BasedXL is a demo project that showcases an implementation of Patch Parallelism from the DistriFusion paper to speed up multi-GPU performance of Stable Diffusion XL with minimal quality degradation. This project is intended to be run locally and is not a full library.
- Implements Patch Parallelism for accelerated multi-GPU inference
- Employs techniques from stable-fast and TensorRT for additional speedup
- Minimal dependencies and no build step
To run this demo locally, ensure that you have PyTorch, Diffusers, and Fire (for CLI) installed. You can install the dependencies using the following command:
pip install torch diffusers fire
# Multi-GPU
torchrun --nproc-per-node=2 sample.py
# Single GPU
python sample.py
Optionally compile the UNet with torch.compile for a slight speedup. (warning: can take minute or two)
torchrun --nproc-per-node=2 sample.py --compile_unet
DistriFusion is a method that enables the generation of high-resolution images using diffusion models by leveraging parallelism across multiple GPUs.

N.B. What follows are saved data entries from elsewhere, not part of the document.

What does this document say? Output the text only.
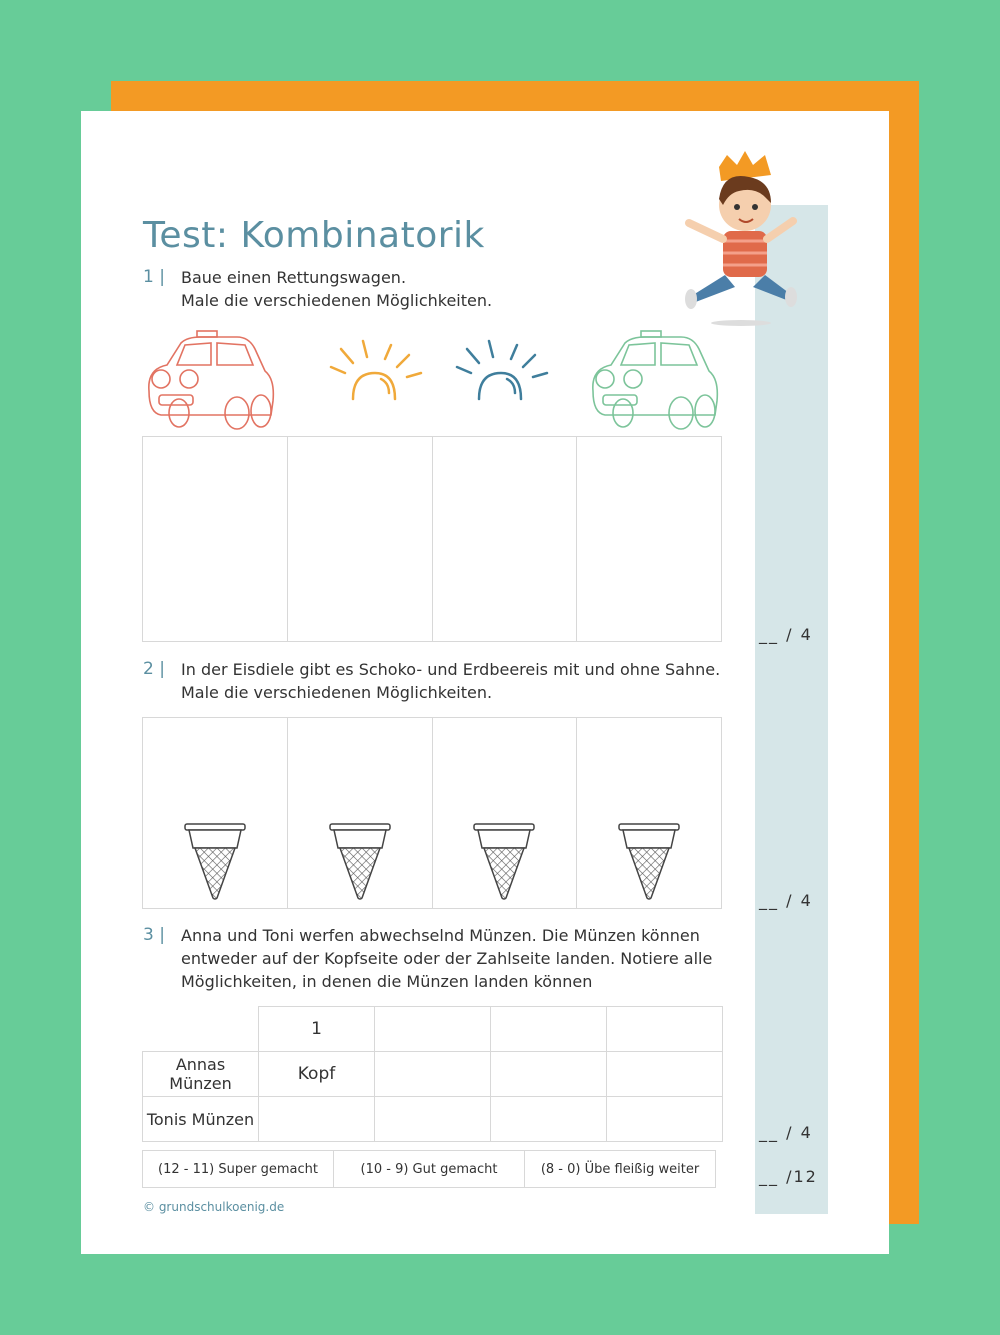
Test: Kombinatorik
1 | Baue einen Rettungswagen.
Male die verschiedenen Möglichkeiten.
__ / 4
2 | In der Eisdiele gibt es Schoko- und Erdbeereis mit und ohne Sahne.
Male die verschiedenen Möglichkeiten.
__ / 4
3 | Anna und Toni werfen abwechselnd Münzen. Die Münzen können
entweder auf der Kopfseite oder der Zahlseite landen. Notiere alle
Möglichkeiten, in denen die Münzen landen können
	1			
Annas Münzen	Kopf			
Tonis Münzen				
__ / 4
(12 - 11) Super gemacht	(10 - 9) Gut gemacht	(8 - 0) Übe fleißig weiter	__ /12
© grundschulkoenig.de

The approach splits the model input into patches, assigns each patch to a GPU, and utilizes the similarity between adjacent diffusion steps to provide context for the current step, allowing for asynchronous communication and pipelining. Experiments demonstrate that DistriFusion can be applied to Stable Diffusion XL without quality degradation, achieving up to a 6.1× speedup on eight NVIDIA A100s compared to a single GPU.
This project builds on the following works:
- DistriFusion: Distributing Diffusion Models with Patch Parallelism (arXiv, code)
- The Hugging Face Diffusers library (code)
- Stable Fast (code)
- Nvidia's TensorRT inference SDK (code)
This project is released under the MIT License.